Now try a C++ build:
$ bazel run -s --platforms=//platforms:x86_64_default userSpaceSamples:helloworld++
...
Target //userSpaceSamples:helloworld++ up-to-date:
bazel-bin/userSpaceSamples/helloworld++
INFO: Elapsed time: 0.589s, Critical Path: 0.51s
INFO: 3 processes: 1 internal, 2 linux-sandbox.
INFO: Build completed successfully, 3 total actions
INFO: Running command line: bazel-bin/userSpaceSamples/helloworld++
Hello World!
cleanup
We’ve got a working toolchain, but with many dangling links, duplicate files, and unused definitions. The toolchain files normally provided by a kernel were copied in as needed from the host, with the understanding that we never really needed unable applications.
If this were a production environment we would be a lot more careful. It’s not, so we will just summarize some of the areas that might benefit from such a cleanup.
toolchain directories
Adding and testing a toolchain involves lots of similar-looking directories.
/opt/gcc14
This directory is the install target for our binutils, gcc, and glibc builds. It is not itself used by the Bazel build framework, and need not be present on any host machine running the toolchain.
- The overall size is reported as 3.1 GB, inflated somewhat by multiple hard links
fdupes
reports 2446 duplicate files (in 2136 sets), occupying 200.2 megabytes- There are six files over 150 MB in size
/tmp/export
This directory holds a subset of /opt/gcc14
, with many binaries stripped. The hard links
of `/opt/gcc14`` are lost. It may be discarded after the portable tarball is generated.

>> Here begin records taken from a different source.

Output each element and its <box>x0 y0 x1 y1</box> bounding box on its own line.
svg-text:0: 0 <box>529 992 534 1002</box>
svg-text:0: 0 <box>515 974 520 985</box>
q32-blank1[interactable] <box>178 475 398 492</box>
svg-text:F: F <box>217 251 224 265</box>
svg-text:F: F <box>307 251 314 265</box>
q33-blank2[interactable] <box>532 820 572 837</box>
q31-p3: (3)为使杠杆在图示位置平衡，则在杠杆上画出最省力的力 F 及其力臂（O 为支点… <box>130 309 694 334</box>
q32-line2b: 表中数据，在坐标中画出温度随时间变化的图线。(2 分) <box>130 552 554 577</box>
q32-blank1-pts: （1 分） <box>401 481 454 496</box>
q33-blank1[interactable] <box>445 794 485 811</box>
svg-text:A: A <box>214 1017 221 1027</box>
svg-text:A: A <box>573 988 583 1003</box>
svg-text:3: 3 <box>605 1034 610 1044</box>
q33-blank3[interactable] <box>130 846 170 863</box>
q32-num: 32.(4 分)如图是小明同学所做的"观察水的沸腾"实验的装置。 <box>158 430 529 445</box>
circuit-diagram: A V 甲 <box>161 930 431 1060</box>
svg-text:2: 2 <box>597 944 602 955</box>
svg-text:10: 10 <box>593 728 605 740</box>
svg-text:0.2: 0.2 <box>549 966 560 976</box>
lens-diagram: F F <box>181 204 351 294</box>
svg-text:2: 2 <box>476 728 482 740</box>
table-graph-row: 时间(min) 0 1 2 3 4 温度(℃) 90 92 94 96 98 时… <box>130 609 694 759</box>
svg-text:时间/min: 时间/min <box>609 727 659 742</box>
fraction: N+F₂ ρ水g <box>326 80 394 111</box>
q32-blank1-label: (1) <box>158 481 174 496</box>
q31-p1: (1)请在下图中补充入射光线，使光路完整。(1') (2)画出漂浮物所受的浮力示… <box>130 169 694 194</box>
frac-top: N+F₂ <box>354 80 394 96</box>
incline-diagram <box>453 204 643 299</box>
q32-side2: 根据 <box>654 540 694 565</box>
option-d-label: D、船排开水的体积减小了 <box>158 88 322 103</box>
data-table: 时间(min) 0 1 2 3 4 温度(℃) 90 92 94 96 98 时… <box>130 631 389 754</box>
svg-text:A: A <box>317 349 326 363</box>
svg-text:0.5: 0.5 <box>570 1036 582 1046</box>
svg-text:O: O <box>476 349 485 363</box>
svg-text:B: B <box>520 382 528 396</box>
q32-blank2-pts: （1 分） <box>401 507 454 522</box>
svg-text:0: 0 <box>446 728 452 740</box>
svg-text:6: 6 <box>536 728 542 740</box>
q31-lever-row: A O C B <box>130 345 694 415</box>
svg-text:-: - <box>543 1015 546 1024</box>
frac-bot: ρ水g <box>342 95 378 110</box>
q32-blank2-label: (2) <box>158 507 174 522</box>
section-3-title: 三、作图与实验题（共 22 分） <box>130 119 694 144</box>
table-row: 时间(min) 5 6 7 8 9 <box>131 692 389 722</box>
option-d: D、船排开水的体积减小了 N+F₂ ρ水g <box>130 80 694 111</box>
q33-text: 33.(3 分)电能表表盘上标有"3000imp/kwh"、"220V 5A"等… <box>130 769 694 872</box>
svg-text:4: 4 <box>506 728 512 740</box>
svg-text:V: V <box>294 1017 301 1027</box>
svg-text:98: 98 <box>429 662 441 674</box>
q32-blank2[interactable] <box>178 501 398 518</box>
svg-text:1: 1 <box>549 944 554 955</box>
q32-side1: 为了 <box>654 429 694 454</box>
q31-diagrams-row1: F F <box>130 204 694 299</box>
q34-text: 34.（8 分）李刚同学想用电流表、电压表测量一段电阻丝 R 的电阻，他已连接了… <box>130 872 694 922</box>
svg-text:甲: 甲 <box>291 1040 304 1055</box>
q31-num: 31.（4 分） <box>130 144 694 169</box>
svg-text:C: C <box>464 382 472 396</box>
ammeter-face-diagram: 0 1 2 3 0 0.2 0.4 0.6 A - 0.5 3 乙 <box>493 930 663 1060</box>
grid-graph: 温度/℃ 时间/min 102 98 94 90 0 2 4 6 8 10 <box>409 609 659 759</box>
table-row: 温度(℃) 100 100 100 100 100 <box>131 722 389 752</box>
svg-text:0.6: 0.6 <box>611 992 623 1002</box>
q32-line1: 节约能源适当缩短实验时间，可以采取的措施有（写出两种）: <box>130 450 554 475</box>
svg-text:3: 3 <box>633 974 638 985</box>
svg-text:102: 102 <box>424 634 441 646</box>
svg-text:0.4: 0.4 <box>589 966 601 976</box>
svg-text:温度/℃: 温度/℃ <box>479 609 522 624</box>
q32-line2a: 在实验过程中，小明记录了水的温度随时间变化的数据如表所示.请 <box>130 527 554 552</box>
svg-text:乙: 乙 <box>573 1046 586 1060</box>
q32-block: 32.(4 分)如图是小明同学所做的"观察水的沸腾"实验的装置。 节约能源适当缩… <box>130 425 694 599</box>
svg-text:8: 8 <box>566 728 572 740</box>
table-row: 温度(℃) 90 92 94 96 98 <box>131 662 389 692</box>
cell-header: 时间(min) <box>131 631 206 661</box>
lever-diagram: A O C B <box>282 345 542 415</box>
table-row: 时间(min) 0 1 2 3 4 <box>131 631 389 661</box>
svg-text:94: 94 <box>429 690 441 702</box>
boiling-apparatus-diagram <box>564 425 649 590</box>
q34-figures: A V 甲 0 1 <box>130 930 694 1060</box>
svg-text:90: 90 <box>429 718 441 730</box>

- the overall size is 731 MB
fdupes
reports 1010 duplicate files (in 983 sets), occupying 69.0 megabytes- There are 16 files over 10 MB in size
/opt/bazel/x86_64_linux_gnu-14.tar.xz
The compressed portable tarball size is 171M. It expands into a locally cached equivalent of /tmp/export
.
This file must be accessible to Bazel during a cross-compilation, either as a file reference or as a remote http or
https URL.
/run/user/1000/bazel/execroot/_main/external/x86_64_linux_gnu-14
Bazel agents will decompress the tarball if and when needed into a local cache directory. In this case, it is unpacked into a RAM file system for speed.
/run/user/1000/bazel/sandbox/linux-sandbox/2/execroot/_main/external/x86_64_linux_gnu-14
Temporary sandboxes like this are created when individual compiler and linker steps are executed. They implement whatever subset of the cached toolchain tarball are explicitly named as dependencies for that step. Toolchain references outside of the sandbox are often flagged as hermeticity errors and abort the build.